Back in March 2008 (when this blog began), a Hindu friend described the incident of Jagai and Madhai as “a mercy case,” and that was my inspiration.

jagaimadhai2

In my very first post, I alluded to this:

Guidance can sometimes come from the most unexpected of places. The inspiration to write came from a chance encounter a week ago, and the title of this endeavor came from a phrase used by a friend of mine who is not a Muslim. Wherever we turn, God is there, no matter how often we forget.

The same Truth still holds today.

I have lived the last 10 years in the tension between believing that God is guiding me and admitting the possibility that I am in a state of delusion. The atheist surely believes I am deluded, whereas a Hindu might consider me to be more or less going in the right direction, but with some serious modifications to be made if I want to succeed at the moment of my death. But the most important thing to me is that, if you have lived life through my eyes, then God is surely real and in whom else can I possibly hope except the One who is with me wherever I am. And I can not live life through any eyes but my own, as much as I may wish I were able to experience existence the way millions of others do. Only God can do that.

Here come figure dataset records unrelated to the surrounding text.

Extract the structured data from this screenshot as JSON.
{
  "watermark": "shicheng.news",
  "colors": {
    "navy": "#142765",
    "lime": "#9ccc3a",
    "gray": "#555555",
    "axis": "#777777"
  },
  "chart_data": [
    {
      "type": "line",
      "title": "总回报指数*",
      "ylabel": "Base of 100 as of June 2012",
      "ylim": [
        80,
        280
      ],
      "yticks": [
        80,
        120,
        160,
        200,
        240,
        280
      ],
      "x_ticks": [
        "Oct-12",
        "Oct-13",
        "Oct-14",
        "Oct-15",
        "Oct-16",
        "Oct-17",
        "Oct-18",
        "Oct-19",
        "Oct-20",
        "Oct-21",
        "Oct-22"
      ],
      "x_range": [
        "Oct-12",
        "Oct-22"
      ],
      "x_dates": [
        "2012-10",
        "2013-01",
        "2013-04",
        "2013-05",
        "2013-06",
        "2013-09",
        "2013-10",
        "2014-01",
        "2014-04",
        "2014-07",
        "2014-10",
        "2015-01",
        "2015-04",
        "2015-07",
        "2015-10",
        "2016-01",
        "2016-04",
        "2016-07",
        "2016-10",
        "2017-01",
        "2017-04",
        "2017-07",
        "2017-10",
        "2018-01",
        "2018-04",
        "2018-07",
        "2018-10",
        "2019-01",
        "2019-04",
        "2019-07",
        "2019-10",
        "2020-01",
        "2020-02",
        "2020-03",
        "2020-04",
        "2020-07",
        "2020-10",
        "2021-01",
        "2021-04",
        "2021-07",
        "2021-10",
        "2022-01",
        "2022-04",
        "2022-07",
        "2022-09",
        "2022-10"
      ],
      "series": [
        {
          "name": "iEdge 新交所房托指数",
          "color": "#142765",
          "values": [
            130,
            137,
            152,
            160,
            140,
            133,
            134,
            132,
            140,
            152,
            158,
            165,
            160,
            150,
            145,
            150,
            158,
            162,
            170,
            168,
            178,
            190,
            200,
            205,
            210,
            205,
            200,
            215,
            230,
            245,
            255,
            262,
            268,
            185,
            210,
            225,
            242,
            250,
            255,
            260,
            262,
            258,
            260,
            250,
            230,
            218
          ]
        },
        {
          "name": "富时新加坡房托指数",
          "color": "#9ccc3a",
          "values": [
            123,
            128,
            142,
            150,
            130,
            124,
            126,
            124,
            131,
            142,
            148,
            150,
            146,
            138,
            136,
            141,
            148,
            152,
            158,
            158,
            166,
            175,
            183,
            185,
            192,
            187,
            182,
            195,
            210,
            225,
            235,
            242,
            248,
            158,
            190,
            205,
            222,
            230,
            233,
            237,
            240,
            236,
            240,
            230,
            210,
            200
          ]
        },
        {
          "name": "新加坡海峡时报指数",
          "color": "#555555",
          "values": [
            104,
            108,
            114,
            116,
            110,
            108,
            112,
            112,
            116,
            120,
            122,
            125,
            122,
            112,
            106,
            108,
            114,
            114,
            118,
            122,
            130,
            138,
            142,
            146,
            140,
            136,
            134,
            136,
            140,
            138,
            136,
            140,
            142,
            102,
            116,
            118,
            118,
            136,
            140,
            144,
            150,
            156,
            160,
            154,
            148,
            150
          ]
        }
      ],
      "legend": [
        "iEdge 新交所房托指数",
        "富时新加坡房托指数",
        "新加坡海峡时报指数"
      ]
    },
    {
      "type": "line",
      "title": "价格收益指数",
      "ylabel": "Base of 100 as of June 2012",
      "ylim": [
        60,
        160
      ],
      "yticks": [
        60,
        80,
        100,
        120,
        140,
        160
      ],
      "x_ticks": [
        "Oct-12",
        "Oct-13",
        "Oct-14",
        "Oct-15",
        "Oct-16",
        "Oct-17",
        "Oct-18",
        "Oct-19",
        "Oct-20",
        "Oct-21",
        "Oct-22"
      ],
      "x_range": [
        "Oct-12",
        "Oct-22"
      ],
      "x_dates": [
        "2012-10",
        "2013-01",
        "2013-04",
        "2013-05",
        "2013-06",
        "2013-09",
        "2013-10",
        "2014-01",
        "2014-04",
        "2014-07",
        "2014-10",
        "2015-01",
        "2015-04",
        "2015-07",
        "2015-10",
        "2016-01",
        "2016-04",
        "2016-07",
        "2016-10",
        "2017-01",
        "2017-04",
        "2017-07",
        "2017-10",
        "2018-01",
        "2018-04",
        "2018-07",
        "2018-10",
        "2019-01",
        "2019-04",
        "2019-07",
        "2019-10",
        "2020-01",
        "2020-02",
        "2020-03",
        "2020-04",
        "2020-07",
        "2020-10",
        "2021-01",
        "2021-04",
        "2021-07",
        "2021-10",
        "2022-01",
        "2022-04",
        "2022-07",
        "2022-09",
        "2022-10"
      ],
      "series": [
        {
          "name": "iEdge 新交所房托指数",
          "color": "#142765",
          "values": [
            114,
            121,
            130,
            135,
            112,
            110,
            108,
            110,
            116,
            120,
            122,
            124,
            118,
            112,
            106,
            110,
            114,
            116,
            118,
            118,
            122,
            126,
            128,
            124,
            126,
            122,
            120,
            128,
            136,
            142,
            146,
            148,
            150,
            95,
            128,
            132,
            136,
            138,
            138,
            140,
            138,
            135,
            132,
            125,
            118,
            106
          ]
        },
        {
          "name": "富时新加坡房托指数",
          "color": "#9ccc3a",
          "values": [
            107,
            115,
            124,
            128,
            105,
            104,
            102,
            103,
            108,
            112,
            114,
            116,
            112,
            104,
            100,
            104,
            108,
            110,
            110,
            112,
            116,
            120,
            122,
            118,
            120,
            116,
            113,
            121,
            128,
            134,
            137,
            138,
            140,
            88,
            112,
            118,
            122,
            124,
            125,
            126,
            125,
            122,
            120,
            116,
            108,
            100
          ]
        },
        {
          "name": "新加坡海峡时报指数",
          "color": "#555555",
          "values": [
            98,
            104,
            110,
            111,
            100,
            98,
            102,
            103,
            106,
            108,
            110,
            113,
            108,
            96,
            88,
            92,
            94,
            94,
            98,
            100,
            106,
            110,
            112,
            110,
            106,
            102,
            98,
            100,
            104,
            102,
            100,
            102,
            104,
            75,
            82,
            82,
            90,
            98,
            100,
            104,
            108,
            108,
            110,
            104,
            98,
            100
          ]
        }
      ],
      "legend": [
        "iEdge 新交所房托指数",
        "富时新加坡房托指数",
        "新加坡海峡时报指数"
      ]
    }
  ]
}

لَّا تُدْرِكُهُ الْأَبْصَارُ وَهُوَ يُدْرِكُ الْأَبْصَارَ وَهُوَ اللَّطِيفُ الْخَبِيرُ

No vision can take Him in, but He takes in all vision. He is the All Subtle, the All Aware.

Over the last 10 years, these posts have contained many many quotes. It is inevitable that our religious ideas are formed by the ideas of others. And so I want to share a quote (see video below) on this special occasion that describes my experience of faith probably better than anything else. Maybe in the next ten years faith will mean something different to me than it does now, but I do not know my future. All I know is my present and what I can remember of the past. It is no surprise to me that this quote comes from Hamza Yusuf, one of my teachers and someone who has had a lasting impact on thousands if not millions. Whenever I speak with him, I am reminded that we are both searchers.

Almost without a doubt, 10 years from now some of us will not be here. Only God knows. Best to keep on doing our best, worshiping our Lord until certainty comes.

May the Most Merciful of those who show mercy lead us all into Eternal Mercy, ameen.